U.S. Attorney's Office
District of Rhode Island
(401) 709-5000
December 18, 2014

Federal Court Sentencing Hearings Completed in $600,000 Stolen Identity Tax Refund Fraud Scheme

PROVIDENCE, RI—Five individuals involved in a tax refund fraud scheme which used stolen and fraudulent identifying information of hundreds of individuals and businesses to defraud the Internal Revenue Service of nearly $600,000 have been sentenced in U.S. District Court in Providence, announced United States Attorney Peter F. Neronha.

Government reports indicate that losses due to Stolen Identity Refund Fraud—commonly referred to as SIRF—totals in the billions of dollars.
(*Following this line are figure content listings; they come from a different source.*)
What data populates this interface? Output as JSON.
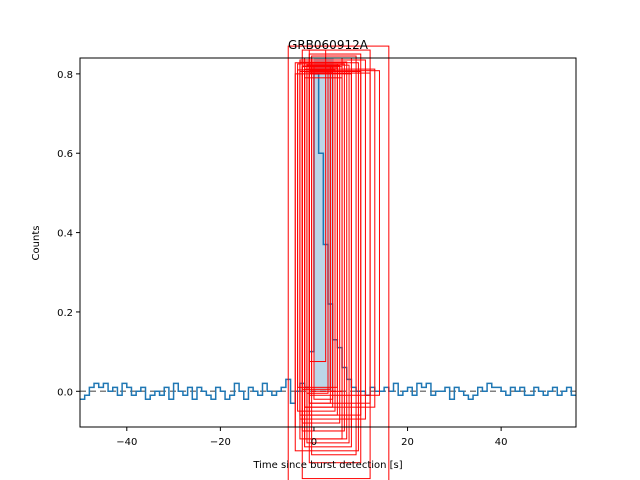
{
  "chart_data": {
    "type": "line",
    "title": "GRB060912A",
    "xlabel": "Time since burst detection [s]",
    "ylabel": "Counts",
    "xlim": [
      -50,
      56
    ],
    "ylim": [
      -0.09,
      0.84
    ],
    "xticks": [
      -40,
      -20,
      0,
      20,
      40
    ],
    "xtick_labels": [
      "−40",
      "−20",
      "0",
      "20",
      "40"
    ],
    "yticks": [
      0.0,
      0.2,
      0.4,
      0.6,
      0.8
    ],
    "ytick_labels": [
      "0.0",
      "0.2",
      "0.4",
      "0.6",
      "0.8"
    ],
    "grid": false,
    "series": [
      {
        "kind": "step",
        "color": "#1f77b4",
        "x": [
          -50,
          -49,
          -48,
          -47,
          -46,
          -45,
          -44,
          -43,
          -42,
          -41,
          -40,
          -39,
          -38,
          -37,
          -36,
          -35,
          -34,
          -33,
          -32,
          -31,
          -30,
          -29,
          -28,
          -27,
          -26,
          -25,
          -24,
          -23,
          -22,
          -21,
          -20,
          -19,
          -18,
          -17,
          -16,
          -15,
          -14,
          -13,
          -12,
          -11,
          -10,
          -9,
          -8,
          -7,
          -6,
          -5,
          -4,
          -3,
          -2,
          -1,
          0,
          1,
          2,
          3,
          4,
          5,
          6,
          7,
          8,
          9,
          10,
          11,
          12,
          13,
          14,
          15,
          16,
          17,
          18,
          19,
          20,
          21,
          22,
          23,
          24,
          25,
          26,
          27,
          28,
          29,
          30,
          31,
          32,
          33,
          34,
          35,
          36,
          37,
          38,
          39,
          40,
          41,
          42,
          43,
          44,
          45,
          46,
          47,
          48,
          49,
          50,
          51,
          52,
          53,
          54,
          55,
          56
        ],
        "y": [
          -0.02,
          -0.01,
          0.01,
          0.02,
          0.01,
          0.02,
          0.0,
          0.01,
          -0.01,
          0.02,
          0.01,
          -0.01,
          0.0,
          0.01,
          -0.02,
          -0.01,
          0.0,
          -0.01,
          0.01,
          -0.02,
          0.02,
          0.0,
          -0.01,
          0.01,
          -0.02,
          0.01,
          0.0,
          -0.01,
          -0.02,
          0.01,
          0.0,
          -0.02,
          -0.01,
          0.02,
          0.0,
          -0.02,
          0.01,
          0.0,
          -0.01,
          0.02,
          0.0,
          -0.01,
          0.0,
          0.01,
          0.03,
          -0.03,
          0.0,
          0.02,
          0.01,
          0.1,
          0.8,
          0.6,
          0.37,
          0.22,
          0.13,
          0.11,
          0.06,
          0.03,
          0.01,
          0.0,
          0.0,
          -0.01,
          0.01,
          0.0,
          0.0,
          0.01,
          0.0,
          0.02,
          -0.01,
          0.0,
          0.01,
          -0.01,
          0.02,
          0.01,
          0.02,
          -0.01,
          0.0,
          0.0,
          0.01,
          -0.02,
          0.01,
          0.0,
          -0.01,
          -0.02,
          -0.01,
          0.01,
          0.0,
          0.02,
          0.01,
          0.01,
          0.0,
          -0.01,
          0.01,
          0.0,
          0.01,
          -0.01,
          -0.01,
          0.01,
          0.0,
          -0.01,
          0.0,
          0.01,
          -0.01,
          0.0,
          0.01,
          -0.01,
          0.0
        ]
      }
    ],
    "baseline": {
      "y": 0,
      "style": "dashed",
      "color": "#808080"
    },
    "shaded_region": {
      "x": [
        0,
        4.2
      ],
      "color": "#1f77b4",
      "alpha": 0.3
    },
    "annotation_boxes": {
      "color": "#ff0000",
      "boxes": [
        [
          -5.5,
          16,
          -0.26,
          0.87
        ],
        [
          -2.5,
          12,
          -0.22,
          0.86
        ],
        [
          -1,
          10,
          -0.18,
          0.85
        ],
        [
          -0.5,
          9,
          -0.16,
          0.845
        ],
        [
          -2,
          8,
          -0.14,
          0.84
        ],
        [
          -3,
          7,
          -0.12,
          0.83
        ],
        [
          -1.5,
          6.5,
          -0.1,
          0.825
        ],
        [
          -2.5,
          5.5,
          -0.08,
          0.82
        ],
        [
          -1,
          5,
          -0.06,
          0.815
        ],
        [
          -3.5,
          4.5,
          -0.05,
          0.81
        ],
        [
          -2,
          4,
          -0.04,
          0.805
        ],
        [
          -1,
          3.5,
          -0.03,
          0.8
        ],
        [
          0,
          4,
          -0.02,
          0.82
        ],
        [
          -2.5,
          6,
          -0.1,
          0.818
        ],
        [
          -1.5,
          7.5,
          -0.13,
          0.822
        ],
        [
          -4,
          9.5,
          -0.15,
          0.828
        ],
        [
          -3,
          11,
          -0.07,
          0.835
        ],
        [
          -2,
          13,
          -0.04,
          0.812
        ],
        [
          -1,
          14,
          -0.01,
          0.808
        ],
        [
          -0.5,
          6,
          0.0,
          0.84
        ],
        [
          -1.5,
          3,
          -0.005,
          0.81
        ],
        [
          -2.5,
          3.5,
          0.005,
          0.82
        ],
        [
          -3.5,
          5,
          0.01,
          0.825
        ],
        [
          -1,
          2.5,
          0.075,
          0.86
        ],
        [
          -2,
          6,
          -0.12,
          0.79
        ],
        [
          -4,
          8,
          -0.09,
          0.8
        ],
        [
          -3,
          10,
          -0.06,
          0.806
        ],
        [
          -1,
          12,
          -0.03,
          0.802
        ]
      ]
    }
  }
}
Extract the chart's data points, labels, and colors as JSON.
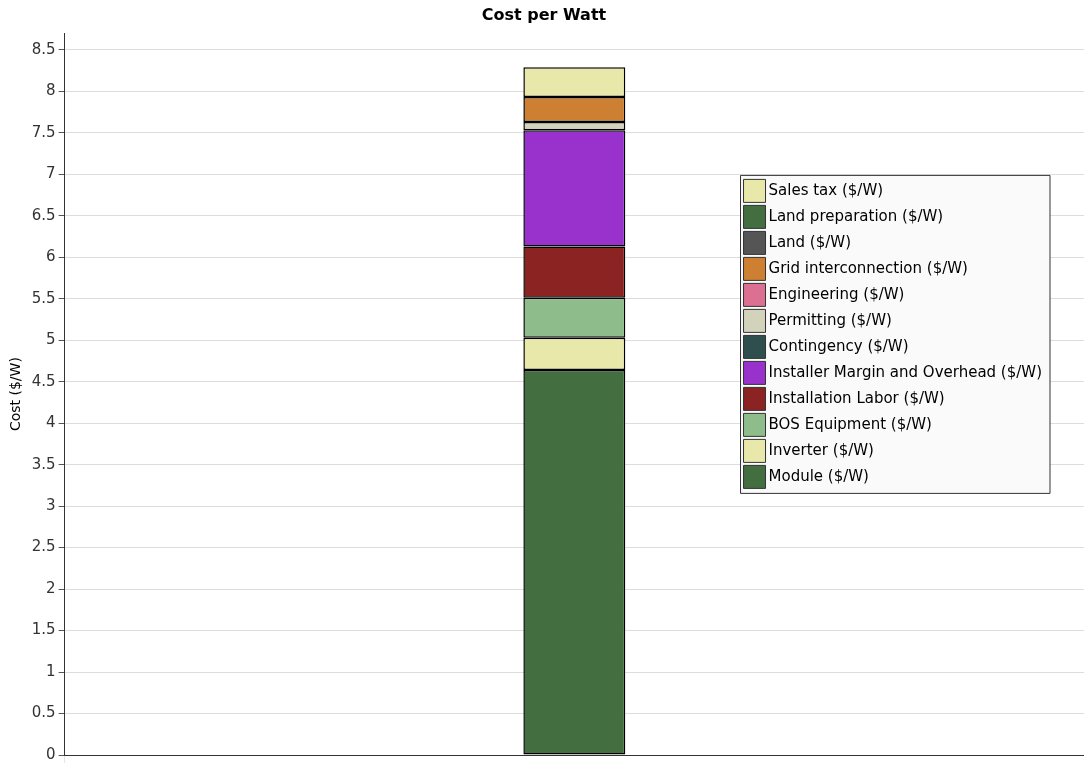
{
  "chart_data": {
    "type": "bar",
    "title": "Cost per Watt",
    "ylabel": "Cost ($/W)",
    "categories": [
      null
    ],
    "stacked": true,
    "legend": "right",
    "grid": true,
    "tick_labels": "y",
    "ylim": [
      0,
      8.7
    ],
    "yticks": [
      0,
      0.5,
      1,
      1.5,
      2,
      2.5,
      3,
      3.5,
      4,
      4.5,
      5,
      5.5,
      6,
      6.5,
      7,
      7.5,
      8,
      8.5
    ],
    "series": [
      {
        "name": "Module ($/W)",
        "color": "#426e40",
        "values": [
          4.64
        ]
      },
      {
        "name": "Inverter ($/W)",
        "color": "#e8e8aa",
        "values": [
          0.39
        ]
      },
      {
        "name": "BOS Equipment ($/W)",
        "color": "#8fbc8b",
        "values": [
          0.48
        ]
      },
      {
        "name": "Installation Labor ($/W)",
        "color": "#8b2323",
        "values": [
          0.62
        ]
      },
      {
        "name": "Installer Margin and Overhead ($/W)",
        "color": "#9932cc",
        "values": [
          1.4
        ]
      },
      {
        "name": "Contingency ($/W)",
        "color": "#2f4f4f",
        "values": [
          0
        ]
      },
      {
        "name": "Permitting ($/W)",
        "color": "#d3d3bc",
        "values": [
          0.1
        ]
      },
      {
        "name": "Engineering ($/W)",
        "color": "#db7093",
        "values": [
          0
        ]
      },
      {
        "name": "Grid interconnection ($/W)",
        "color": "#cd7f32",
        "values": [
          0.3
        ]
      },
      {
        "name": "Land ($/W)",
        "color": "#555555",
        "values": [
          0
        ]
      },
      {
        "name": "Land preparation ($/W)",
        "color": "#426e40",
        "values": [
          0
        ]
      },
      {
        "name": "Sales tax ($/W)",
        "color": "#e8e8aa",
        "values": [
          0.36
        ]
      }
    ]
  }
}
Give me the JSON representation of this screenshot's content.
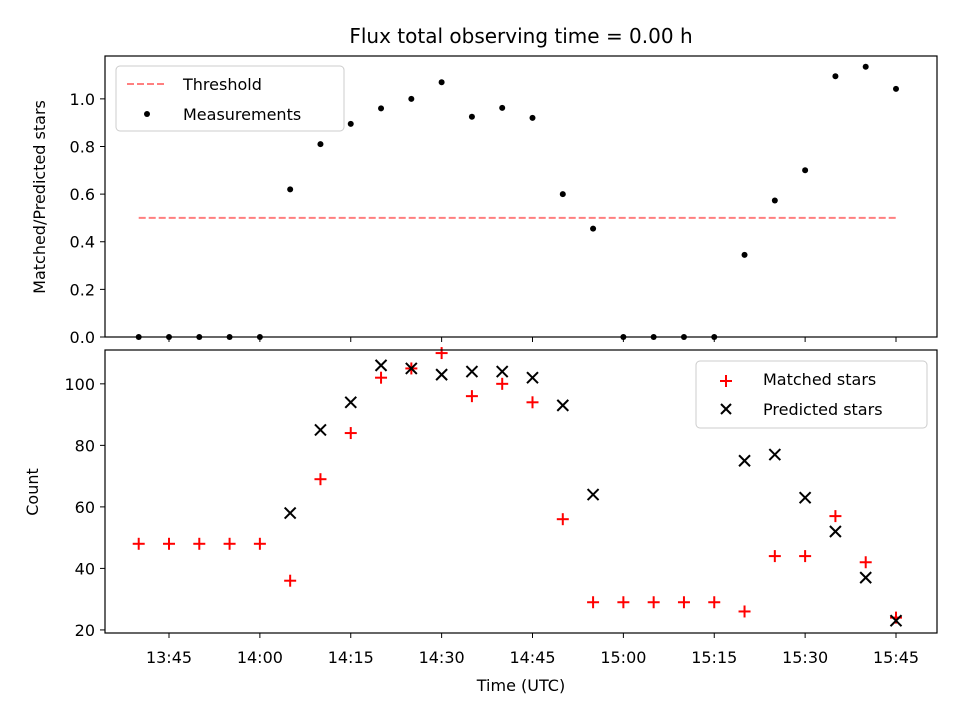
{
  "chart_data": [
    {
      "type": "scatter",
      "title": "Flux total observing time = 0.00 h",
      "xlabel": "",
      "ylabel": "Matched/Predicted stars",
      "ylim": [
        0,
        1.18
      ],
      "yticks": [
        "0.0",
        "0.2",
        "0.4",
        "0.6",
        "0.8",
        "1.0"
      ],
      "x": [
        "13:40",
        "13:45",
        "13:50",
        "13:55",
        "14:00",
        "14:05",
        "14:10",
        "14:15",
        "14:20",
        "14:25",
        "14:30",
        "14:35",
        "14:40",
        "14:45",
        "14:50",
        "14:55",
        "15:00",
        "15:05",
        "15:10",
        "15:15",
        "15:20",
        "15:25",
        "15:30",
        "15:35",
        "15:40",
        "15:45"
      ],
      "threshold": {
        "name": "Threshold",
        "value": 0.5,
        "x_start": "13:40",
        "x_end": "15:45",
        "color": "#ff7f7f"
      },
      "series": [
        {
          "name": "Measurements",
          "color": "#000000",
          "values": [
            0,
            0,
            0,
            0,
            0,
            0.62,
            0.81,
            0.895,
            0.96,
            1.0,
            1.07,
            0.925,
            0.962,
            0.92,
            0.6,
            0.455,
            0,
            0,
            0,
            0,
            0.345,
            0.573,
            0.7,
            1.095,
            1.135,
            1.042
          ]
        }
      ],
      "legend": "top-left"
    },
    {
      "type": "scatter",
      "title": "",
      "xlabel": "Time (UTC)",
      "ylabel": "Count",
      "ylim": [
        19,
        111
      ],
      "yticks": [
        "20",
        "40",
        "60",
        "80",
        "100"
      ],
      "xticks": [
        "13:45",
        "14:00",
        "14:15",
        "14:30",
        "14:45",
        "15:00",
        "15:15",
        "15:30",
        "15:45"
      ],
      "x": [
        "13:40",
        "13:45",
        "13:50",
        "13:55",
        "14:00",
        "14:05",
        "14:10",
        "14:15",
        "14:20",
        "14:25",
        "14:30",
        "14:35",
        "14:40",
        "14:45",
        "14:50",
        "14:55",
        "15:00",
        "15:05",
        "15:10",
        "15:15",
        "15:20",
        "15:25",
        "15:30",
        "15:35",
        "15:40",
        "15:45"
      ],
      "series": [
        {
          "name": "Matched stars",
          "marker": "plus",
          "color": "#ff0000",
          "values": [
            48,
            48,
            48,
            48,
            48,
            36,
            69,
            84,
            102,
            105,
            110,
            96,
            100,
            94,
            56,
            29,
            29,
            29,
            29,
            29,
            26,
            44,
            44,
            57,
            42,
            24
          ]
        },
        {
          "name": "Predicted stars",
          "marker": "x",
          "color": "#000000",
          "values": [
            null,
            null,
            null,
            null,
            null,
            58,
            85,
            94,
            106,
            105,
            103,
            104,
            104,
            102,
            93,
            64,
            null,
            null,
            null,
            null,
            75,
            77,
            63,
            52,
            37,
            23
          ]
        }
      ],
      "legend": "top-right"
    }
  ]
}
In the last fiscal year alone (2014), the Department of Justice and U.S. Attorney’s offices have charged approximately 896 defendants for their alleged involvement in SIRF schemes. This SIRF investigation began in January 2013, when Homeland Security Investigations (HSI) agents in Boston conducted a routine border search of Jairo Morales, 29, of Providence, who was flying in from the Dominican Republic. In a laptop computer, HSI agents identified evidence consistent with a tax refund fraud scheme. According to court records and information presented to the court, an investigation by agents from Internal Revenue Service Criminal Investigation, U.S. Secret Service and HSI determined that Morales and Julianna Martins, 45, of Providence, orchestrated a stolen identity tax refund scheme which resulted in the filing of false federal income tax returns using stolen personal identity information of hundreds of individuals from Puerto Rico and fictitious W-2 forms from various companies. Fraudulently obtained tax refund checks, ranging from approximately $3,000 to $10,000, were sent to multiple Providence addresses under the control of Morales and Martins. The investigation revealed that Morales, Martins, Lucia Morales, 55, of Providence, and Casimiro Santos, 36, of Providence, and others, deposited United States Treasury checks totaling in excess of $596,000 into various bank accounts controlled by the defendants.

Additionally, according to court documents and information presented to the court, Maria Paulino, 25, of Providence, a bank teller, assisted Martins in opening bank accounts using fraudulent identity information and negotiated checks on behalf of Morales, Martins, and their associates.

Jairo Morales and Julianna Martins pleaded guilty in March 2014 to conspiracy, theft of government property and aggravated identity theft. They were sentenced by U.S. District Court Judge John J. McConnell, Jr., to 48 months in federal prison to be followed by three years’ supervised release, and ordered to pay restitution in the amount of $385,533.58. Morales was sentenced on June 24, 2014. Martins was sentenced on September 29, 2014.

Casimiro Santos pleaded guilty on May 12, 2014, to theft of government property and aggravated identity theft. Santos was sentenced on Wednesday by U.S. District Court Judge John J. McConnell, Jr., to 24 months and one day in federal prison to be followed by three years’ supervised release, and ordered to pay restitution in the amount of $211,141.71.

Maria Paulino pleaded guilty on January 19, 2013 to theft of government property. She was sentenced by U.S. District Court Judge John J. McConnell, Jr., on June 24, 2014, to three years’ probation—the first 6 months to be served in home confinement with electronic monitoring, and ordered to pay restitution in the amount of $92,970.14.

Lucia Morales pleaded guilty on March 31, 2014 to theft of government property. Morales was sentenced by U.S. District Court Judge John J. McConnell, Jr., on June 26, 2014, to three years’ probation and ordered to pay restitution in the amount of $82,183.10.

The cases were prosecuted by Assistant U.S. Attorneys Sandra R. Hebert and John P. McAdams. This law enforcement action is part of President Barack Obama’s Financial Fraud Enforcement Task Force. The President established the interagency Financial Fraud Enforcement Task Force to wage an aggressive, coordinated and proactive effort to investigate and prosecute financial crimes. The task force includes representatives from a broad range of federal agencies, regulatory authorities, inspectors general, and state and local law enforcement who, working together, bring to bear a powerful array of criminal and civil enforcement resources. The task force is working to improve efforts across the federal executive branch, and with state and local partners, to investigate and prosecute significant financial crimes, ensure just and effective punishment for those who perpetrate financial crimes, combat discrimination in the lending and financial markets, and recover proceeds for victims of financial crimes.